Computational Efficiency
Model | Avg Time/Task | Performance/Time Ratio |
---|
Gemini Flash 2.5 | 165s | High |
Flash Lite | 107s | Medium |
Qwen3-Coder | 590s | Medium |
Qwen3-235B | 336s | Low |
Gemma 3 | 433s | High |
Convergence Patterns
Fast Learners
Gemini Flash 2.5: Found optimal solutions quickly
- Iteration 2: Major improvement
- Iteration 50: Near final performance
- Iteration 100+: Refinements
Steady Improvers
Qwen3-Coder: Gradual optimization
- Iteration 25: Initial improvements
- Iteration 50: Significant gains
- Iteration 99: Still finding optimizations
Unstable Evolution
Qwen3-235B: Erratic performance
- Multiple regressions
- Failed to maintain improvements
- General-purpose training shows
Ensemble Performance
Gemini + Qwen Ensemble:
- AlgoTune Score: 1.226x
- Between individual model performances
- Not simply average - some synergy observed
- Future opportunity: Model-to-island assignment
Model Performance by Use Case
Production Optimization Results
Gemini Flash 2.5 Performance:
- Achieved 2.04x speedup with 200 iterations
- 1.64x speedup with 100 iterations
- Fastest inference among top performers
Open Model Performance
Gemma 3 27B Results:
- Achieved 1.63x speedup (matching Flash 2.5 at 100 iter)
- Surprised with strong diff-based evolution capability
- Consistent performance across tasks
Specialized Code Model Behavior
Qwen3-Coder 480B Observations:
- 1.41x overall speedup
- Found unique optimizations (Union-Find vs BFS)
- Strong performance on specific algorithmic tasks
Lightweight Model Testing
Flash Lite Results:
- 1.29x best performance with optimal parameters
- Required full rewrite strategy (0.79x with diffs)

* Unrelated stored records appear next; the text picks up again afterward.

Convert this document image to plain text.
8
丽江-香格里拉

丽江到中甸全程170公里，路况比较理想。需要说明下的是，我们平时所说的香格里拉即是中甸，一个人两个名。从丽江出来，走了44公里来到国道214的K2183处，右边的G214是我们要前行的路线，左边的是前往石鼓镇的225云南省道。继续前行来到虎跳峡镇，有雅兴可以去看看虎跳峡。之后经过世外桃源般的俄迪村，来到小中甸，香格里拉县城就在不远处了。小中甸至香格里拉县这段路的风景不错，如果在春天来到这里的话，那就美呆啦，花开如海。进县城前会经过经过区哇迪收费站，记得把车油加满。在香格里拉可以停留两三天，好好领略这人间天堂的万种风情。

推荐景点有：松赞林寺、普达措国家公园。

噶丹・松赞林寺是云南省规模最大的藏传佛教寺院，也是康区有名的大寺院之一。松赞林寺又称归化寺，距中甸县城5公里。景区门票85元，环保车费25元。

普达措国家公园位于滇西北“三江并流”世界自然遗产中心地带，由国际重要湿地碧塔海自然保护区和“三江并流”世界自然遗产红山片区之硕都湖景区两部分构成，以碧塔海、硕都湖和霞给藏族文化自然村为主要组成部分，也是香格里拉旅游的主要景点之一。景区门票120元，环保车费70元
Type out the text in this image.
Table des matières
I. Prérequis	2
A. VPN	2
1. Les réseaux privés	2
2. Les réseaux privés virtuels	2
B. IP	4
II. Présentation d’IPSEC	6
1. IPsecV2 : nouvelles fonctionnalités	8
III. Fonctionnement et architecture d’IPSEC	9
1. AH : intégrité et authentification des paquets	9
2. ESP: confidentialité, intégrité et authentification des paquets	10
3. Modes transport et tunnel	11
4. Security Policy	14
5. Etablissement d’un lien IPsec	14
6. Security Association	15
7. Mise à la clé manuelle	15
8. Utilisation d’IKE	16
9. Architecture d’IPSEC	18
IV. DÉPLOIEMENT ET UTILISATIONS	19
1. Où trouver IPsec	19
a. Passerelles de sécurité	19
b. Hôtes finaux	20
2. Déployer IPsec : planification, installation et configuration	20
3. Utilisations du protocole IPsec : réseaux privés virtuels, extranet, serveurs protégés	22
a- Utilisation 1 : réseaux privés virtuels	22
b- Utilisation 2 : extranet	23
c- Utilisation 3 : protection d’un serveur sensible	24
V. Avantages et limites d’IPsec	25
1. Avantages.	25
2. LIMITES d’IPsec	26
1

- Suitable for parameter experimentation
Conclusion
Model selection dramatically impacts evolution success. Specialized coding models outperform larger general models, and evolution strategy must match model capabilities. For best results, use Gemini Flash 2.5 with diff-based evolution and 200 iterations, achieving over 2x average speedup with individual tasks reaching nearly 100x improvement.